Bangor Man Sentenced to Six Years for Bank Robbery
U.S. Attorney’s Office November 30, 2011 |
BANGOR, ME—United States Attorney Thomas E. Delahanty II announced that Donald Turner, 40, of Bangor, was sentenced today by Judge D. Brock Hornby in U.S. District Court in Bangor, Maine to six years of imprisonment and three years of supervised release. Turner was also ordered to pay restitution to the Bangor Savings Bank. Turner pleaded guilty on June 24, 2011, to bank robbery. The defendant was on federal supervised release at the time of the bank robbery and that release was revoked as a result of his new criminal conduct. The court ordered that the six-year sentence of imprisonment on the bank robbery be served consecutively to a two-year sentence on the supervised release revocation for a total sentence of eight years.
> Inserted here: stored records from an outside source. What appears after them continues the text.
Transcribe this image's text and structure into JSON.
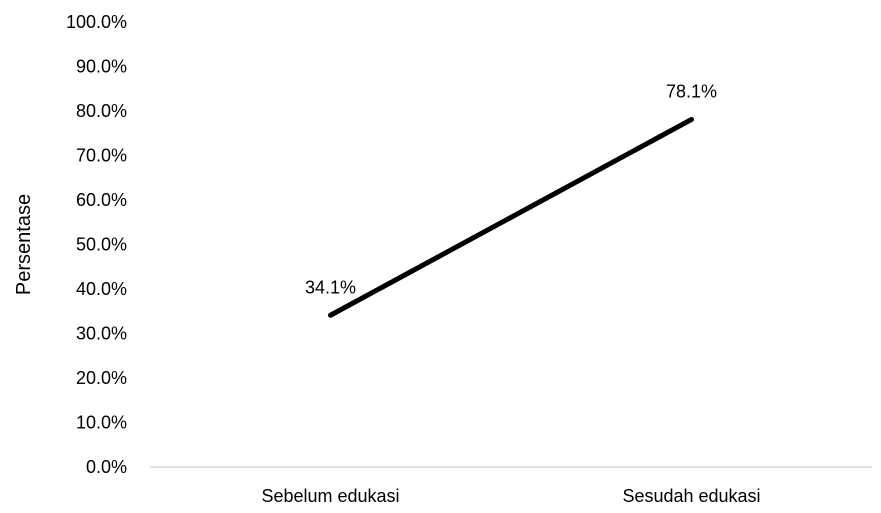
{
  "chart_data": {
    "type": "line",
    "categories": [
      "Sebelum edukasi",
      "Sesudah edukasi"
    ],
    "series": [
      {
        "values": [
          34.1,
          78.1
        ]
      }
    ],
    "data_labels": [
      "34.1%",
      "78.1%"
    ],
    "ylabel": "Persentase",
    "ylim": [
      0,
      100
    ],
    "ytick_labels": [
      "0.0%",
      "10.0%",
      "20.0%",
      "30.0%",
      "40.0%",
      "50.0%",
      "60.0%",
      "70.0%",
      "80.0%",
      "90.0%",
      "100.0%"
    ],
    "grid": false,
    "line_color": "#000000",
    "axis_color": "#d9d9d9"
  }
}
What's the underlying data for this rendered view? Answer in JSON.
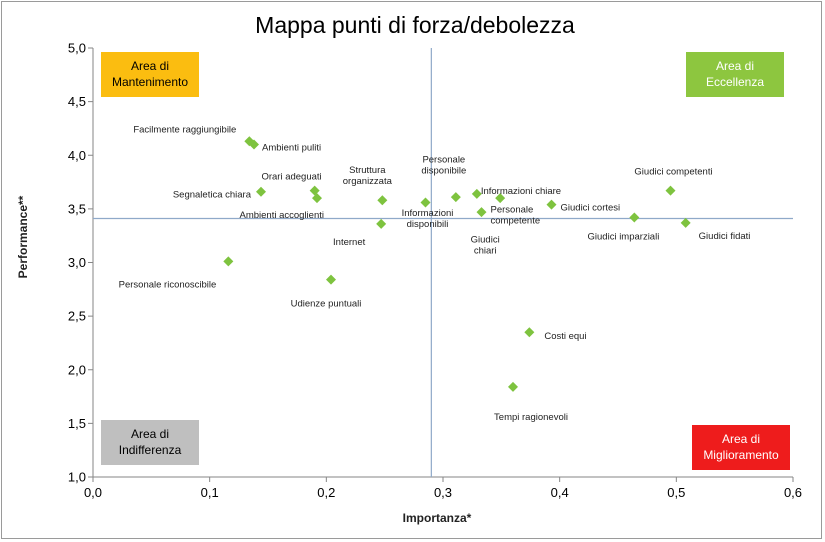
{
  "chart_data": {
    "type": "scatter",
    "title": "Mappa punti di forza/debolezza",
    "xlabel": "Importanza*",
    "ylabel": "Performance**",
    "xlim": [
      0.0,
      0.6
    ],
    "ylim": [
      1.0,
      5.0
    ],
    "x_ticks": [
      "0,0",
      "0,1",
      "0,2",
      "0,3",
      "0,4",
      "0,5",
      "0,6"
    ],
    "y_ticks": [
      "1,0",
      "1,5",
      "2,0",
      "2,5",
      "3,0",
      "3,5",
      "4,0",
      "4,5",
      "5,0"
    ],
    "grid": false,
    "marker": "diamond",
    "marker_color": "#7ec33f",
    "reference_lines": {
      "x": 0.29,
      "y": 3.41,
      "color": "#8fa9c9"
    },
    "quadrants": [
      {
        "label_lines": [
          "Area di",
          "Mantenimento"
        ],
        "position": "top-left",
        "fill": "#fbbd10",
        "text_color": "#000000"
      },
      {
        "label_lines": [
          "Area di",
          "Eccellenza"
        ],
        "position": "top-right",
        "fill": "#8dc63f",
        "text_color": "#ffffff"
      },
      {
        "label_lines": [
          "Area di",
          "Indifferenza"
        ],
        "position": "bottom-left",
        "fill": "#bfbfbf",
        "text_color": "#000000"
      },
      {
        "label_lines": [
          "Area di",
          "Miglioramento"
        ],
        "position": "bottom-right",
        "fill": "#ee1c1c",
        "text_color": "#ffffff"
      }
    ],
    "points": [
      {
        "label": [
          "Facilmente raggiungibile"
        ],
        "x": 0.134,
        "y": 4.13,
        "anchor": "end",
        "dx": -13,
        "dy": -12
      },
      {
        "label": [
          "Ambienti puliti"
        ],
        "x": 0.138,
        "y": 4.1,
        "anchor": "start",
        "dx": 8,
        "dy": 3
      },
      {
        "label": [
          "Segnaletica chiara"
        ],
        "x": 0.144,
        "y": 3.66,
        "anchor": "end",
        "dx": -10,
        "dy": 3
      },
      {
        "label": [
          "Orari adeguati"
        ],
        "x": 0.19,
        "y": 3.67,
        "anchor": "end",
        "dx": 7,
        "dy": -14
      },
      {
        "label": [
          "Ambienti accoglienti"
        ],
        "x": 0.192,
        "y": 3.6,
        "anchor": "end",
        "dx": 7,
        "dy": 17
      },
      {
        "label": [
          "Struttura",
          "organizzata"
        ],
        "x": 0.248,
        "y": 3.58,
        "anchor": "middle",
        "dx": -15,
        "dy": -25
      },
      {
        "label": [
          "Internet"
        ],
        "x": 0.247,
        "y": 3.36,
        "anchor": "middle",
        "dx": -32,
        "dy": 18
      },
      {
        "label": [
          "Informazioni",
          "disponibili"
        ],
        "x": 0.285,
        "y": 3.56,
        "anchor": "middle",
        "dx": 2,
        "dy": 16
      },
      {
        "label": [
          "Personale",
          "disponibile"
        ],
        "x": 0.311,
        "y": 3.61,
        "anchor": "middle",
        "dx": -12,
        "dy": -32
      },
      {
        "label": [
          "Informazioni chiare"
        ],
        "x": 0.329,
        "y": 3.64,
        "anchor": "start",
        "dx": 4,
        "dy": -3
      },
      {
        "label": [
          "Personale",
          "competente"
        ],
        "x": 0.333,
        "y": 3.47,
        "anchor": "start",
        "dx": 9,
        "dy": 3
      },
      {
        "label": [
          "Giudici",
          "chiari"
        ],
        "x": 0.349,
        "y": 3.6,
        "anchor": "middle",
        "dx": -15,
        "dy": 47
      },
      {
        "label": [
          "Giudici cortesi"
        ],
        "x": 0.393,
        "y": 3.54,
        "anchor": "start",
        "dx": 9,
        "dy": 3
      },
      {
        "label": [
          "Giudici imparziali"
        ],
        "x": 0.464,
        "y": 3.42,
        "anchor": "end",
        "dx": 25,
        "dy": 19
      },
      {
        "label": [
          "Giudici competenti"
        ],
        "x": 0.495,
        "y": 3.67,
        "anchor": "middle",
        "dx": 3,
        "dy": -19
      },
      {
        "label": [
          "Giudici fidati"
        ],
        "x": 0.508,
        "y": 3.37,
        "anchor": "start",
        "dx": 13,
        "dy": 13
      },
      {
        "label": [
          "Personale riconoscibile"
        ],
        "x": 0.116,
        "y": 3.01,
        "anchor": "end",
        "dx": -12,
        "dy": 23
      },
      {
        "label": [
          "Udienze puntuali"
        ],
        "x": 0.204,
        "y": 2.84,
        "anchor": "middle",
        "dx": -5,
        "dy": 24
      },
      {
        "label": [
          "Costi equi"
        ],
        "x": 0.374,
        "y": 2.35,
        "anchor": "start",
        "dx": 15,
        "dy": 4
      },
      {
        "label": [
          "Tempi ragionevoli"
        ],
        "x": 0.36,
        "y": 1.84,
        "anchor": "middle",
        "dx": 18,
        "dy": 30
      }
    ]
  }
}
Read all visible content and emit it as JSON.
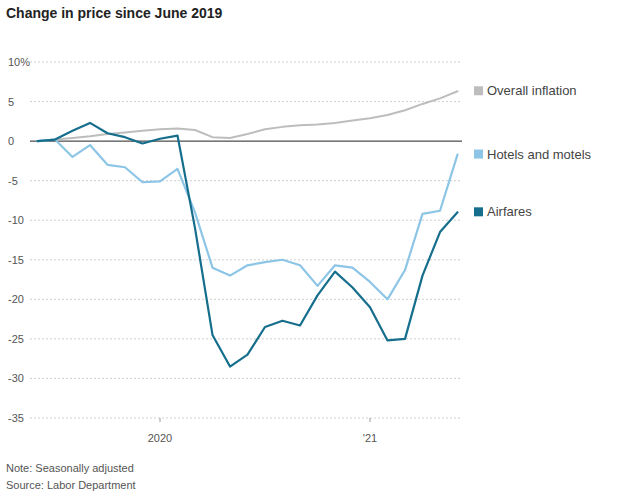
{
  "chart_data": {
    "type": "line",
    "title": "Change in price since June 2019",
    "note": "Note: Seasonally adjusted",
    "source": "Source: Labor Department",
    "categories": [
      null,
      null,
      null,
      null,
      null,
      null,
      null,
      "2020",
      null,
      null,
      null,
      null,
      null,
      null,
      null,
      null,
      null,
      null,
      null,
      "'21",
      null,
      null,
      null,
      null,
      null
    ],
    "series": [
      {
        "name": "Overall inflation",
        "color": "#bdbdbd",
        "values": [
          0,
          0.2,
          0.4,
          0.6,
          0.9,
          1.1,
          1.3,
          1.5,
          1.6,
          1.4,
          0.5,
          0.4,
          0.9,
          1.5,
          1.8,
          2.0,
          2.1,
          2.3,
          2.6,
          2.9,
          3.3,
          3.9,
          4.7,
          5.4,
          6.3
        ]
      },
      {
        "name": "Hotels and motels",
        "color": "#8cc5e6",
        "values": [
          0,
          0.2,
          -2,
          -0.5,
          -3,
          -3.3,
          -5.2,
          -5.1,
          -3.5,
          -9,
          -16,
          -17,
          -15.7,
          -15.3,
          -15,
          -15.7,
          -18.3,
          -15.7,
          -16,
          -17.8,
          -20,
          -16.3,
          -9.2,
          -8.8,
          -1.7
        ]
      },
      {
        "name": "Airfares",
        "color": "#156e8c",
        "values": [
          0,
          0.2,
          1.3,
          2.3,
          1.0,
          0.5,
          -0.3,
          0.3,
          0.7,
          -11,
          -24.5,
          -28.5,
          -27,
          -23.5,
          -22.7,
          -23.3,
          -19.5,
          -16.5,
          -18.5,
          -21,
          -25.2,
          -25,
          -17,
          -11.5,
          -9
        ]
      }
    ],
    "ylim": [
      -35,
      10
    ],
    "yticks": [
      {
        "value": 10,
        "label": "10%"
      },
      5,
      0,
      -5,
      -10,
      -15,
      -20,
      -25,
      -30,
      -35
    ],
    "grid": true,
    "legend": "right"
  }
}
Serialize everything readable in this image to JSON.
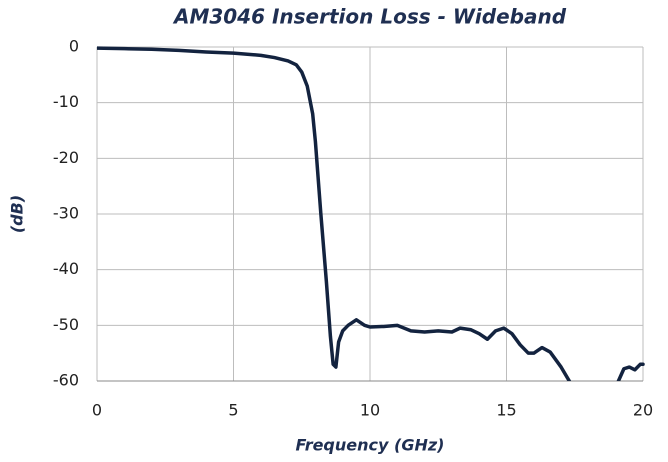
{
  "chart_data": {
    "type": "line",
    "title": "AM3046 Insertion Loss - Wideband",
    "xlabel": "Frequency (GHz)",
    "ylabel": "(dB)",
    "x": [
      0,
      1,
      2,
      3,
      4,
      5,
      6,
      6.5,
      7,
      7.3,
      7.5,
      7.7,
      7.9,
      8.0,
      8.2,
      8.4,
      8.55,
      8.65,
      8.75,
      8.85,
      9.0,
      9.2,
      9.5,
      9.8,
      10,
      10.5,
      11,
      11.5,
      12,
      12.5,
      13,
      13.3,
      13.7,
      14,
      14.3,
      14.6,
      14.9,
      15.2,
      15.5,
      15.8,
      16,
      16.3,
      16.6,
      17,
      17.3,
      18.2,
      19.1,
      19.3,
      19.5,
      19.7,
      19.9,
      20
    ],
    "series": [
      {
        "name": "Insertion Loss",
        "color": "#13233f",
        "values": [
          -0.2,
          -0.3,
          -0.4,
          -0.6,
          -0.9,
          -1.1,
          -1.5,
          -1.9,
          -2.5,
          -3.2,
          -4.5,
          -7,
          -12,
          -17,
          -30,
          -42,
          -52,
          -57,
          -57.5,
          -53,
          -51,
          -50,
          -49,
          -50,
          -50.3,
          -50.2,
          -50,
          -51,
          -51.2,
          -51,
          -51.2,
          -50.5,
          -50.8,
          -51.5,
          -52.5,
          -51,
          -50.5,
          -51.5,
          -53.5,
          -55,
          -55,
          -54,
          -54.8,
          -57.5,
          -60,
          null,
          -60,
          -57.8,
          -57.5,
          -58,
          -57,
          -57
        ]
      }
    ],
    "xlim": [
      0,
      20
    ],
    "xticks": [
      0,
      5,
      10,
      15,
      20
    ],
    "ylim": [
      -60,
      0
    ],
    "yticks": [
      0,
      -10,
      -20,
      -30,
      -40,
      -50,
      -60
    ],
    "grid": true
  }
}
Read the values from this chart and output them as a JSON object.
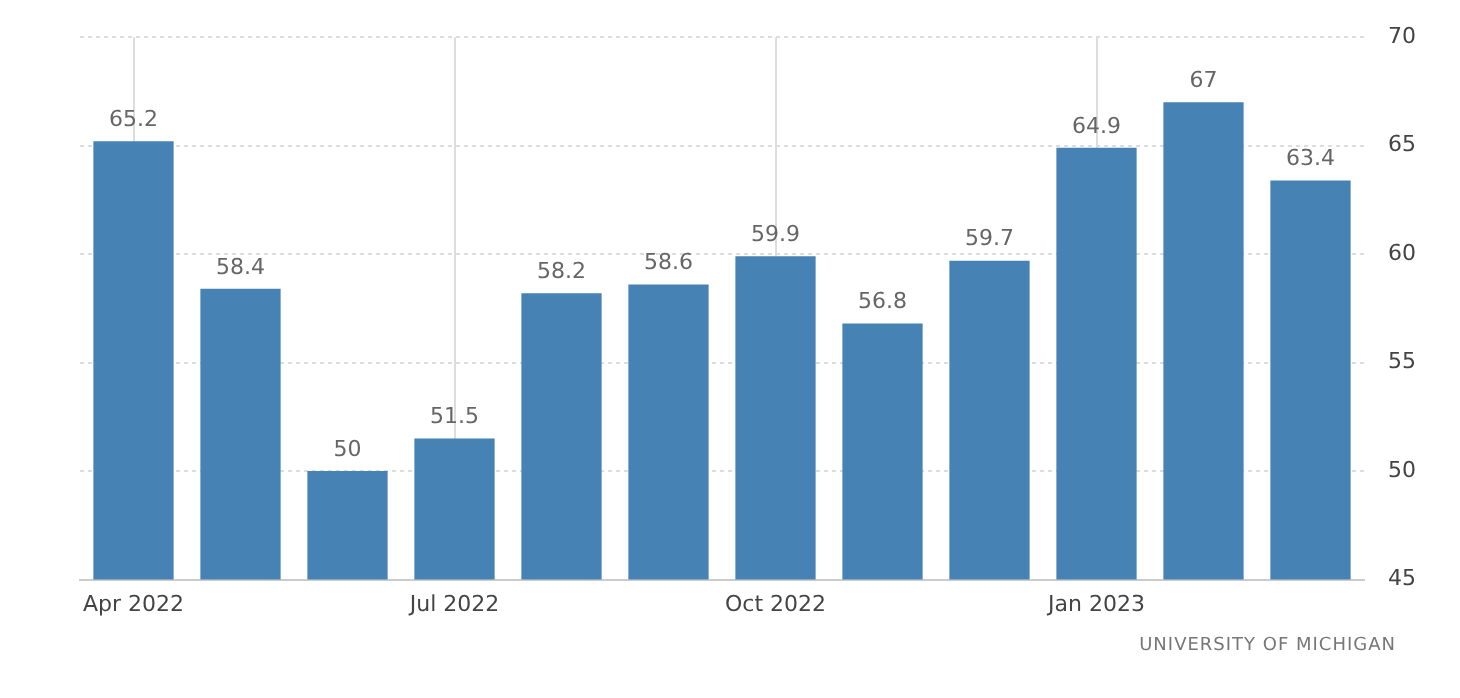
{
  "chart_data": {
    "type": "bar",
    "categories": [
      "Apr 2022",
      null,
      null,
      "Jul 2022",
      null,
      null,
      "Oct 2022",
      null,
      null,
      "Jan 2023",
      null,
      null
    ],
    "values": [
      65.2,
      58.4,
      50,
      51.5,
      58.2,
      58.6,
      59.9,
      56.8,
      59.7,
      64.9,
      67,
      63.4
    ],
    "color": "#4682b4",
    "ylim": [
      45,
      70
    ],
    "yticks": [
      45,
      50,
      55,
      60,
      65,
      70
    ],
    "grid": true,
    "legend": false,
    "data_labels": true,
    "annotations": [
      "UNIVERSITY OF MICHIGAN"
    ]
  }
}
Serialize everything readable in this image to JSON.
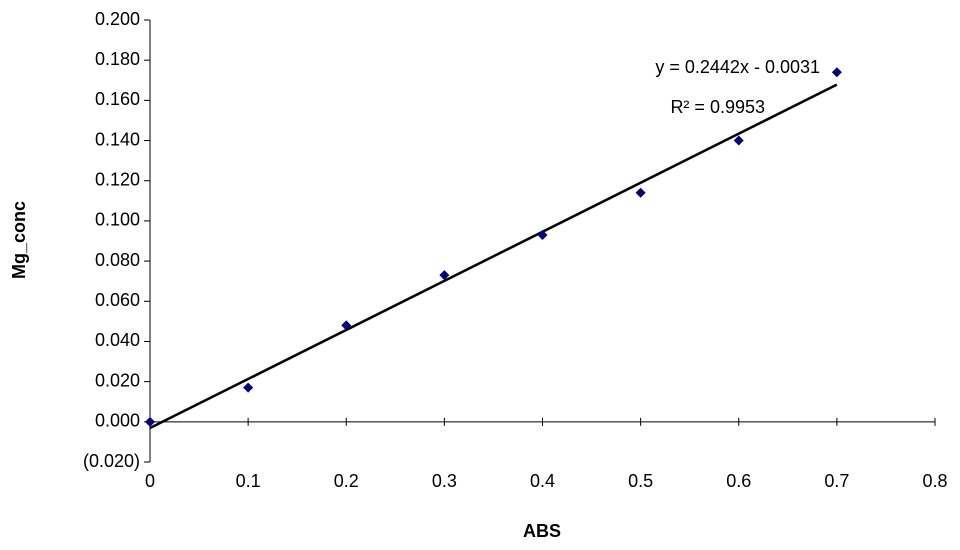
{
  "chart_data": {
    "type": "scatter",
    "x_label": "ABS",
    "y_label": "Mg_conc",
    "x": [
      0,
      0.1,
      0.2,
      0.3,
      0.4,
      0.5,
      0.6,
      0.7
    ],
    "series": [
      {
        "name": "Mg_conc",
        "color": "#000080",
        "values": [
          0,
          0.017,
          0.048,
          0.073,
          0.093,
          0.114,
          0.14,
          0.174
        ]
      }
    ],
    "trendline": {
      "equation": "y = 0.2442x - 0.0031",
      "r_squared": "R² = 0.9953",
      "slope": 0.2442,
      "intercept": -0.0031,
      "color": "#000000"
    },
    "xlim": [
      0,
      0.8
    ],
    "xticks": [
      0,
      0.1,
      0.2,
      0.3,
      0.4,
      0.5,
      0.6,
      0.7,
      0.8
    ],
    "ylim": [
      -0.02,
      0.2
    ],
    "yticks": [
      {
        "value": -0.02,
        "label": "(0.020)"
      },
      {
        "value": 0,
        "label": "0.000"
      },
      {
        "value": 0.02,
        "label": "0.020"
      },
      {
        "value": 0.04,
        "label": "0.040"
      },
      {
        "value": 0.06,
        "label": "0.060"
      },
      {
        "value": 0.08,
        "label": "0.080"
      },
      {
        "value": 0.1,
        "label": "0.100"
      },
      {
        "value": 0.12,
        "label": "0.120"
      },
      {
        "value": 0.14,
        "label": "0.140"
      },
      {
        "value": 0.16,
        "label": "0.160"
      },
      {
        "value": 0.18,
        "label": "0.180"
      },
      {
        "value": 0.2,
        "label": "0.200"
      }
    ],
    "grid": false
  }
}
Court records reveal that on March 5, 2011, the defendant entered the Bangor Savings Bank and handed a teller a note that said: “this is a robbery, no dye packs, no alarms.” The note also demanded cash and claimed “there is a bomb in the envelope.” As the teller finished reading the note, the defendant slid a manila envelope toward her. The defendant directed her to place the money in his checkbook; she gave him the money from her drawer. The defendant left the bank and was arrested two days later on a warrant issued for violating his supervised release. The Bangor Police Department’s bomb squad x-rayed and searched the manila envelope and found wires but no explosive device.
The investigation was conducted by the Bangor Police Department, the Federal Bureau of Investigation and the Maine Drug Enforcement Agency.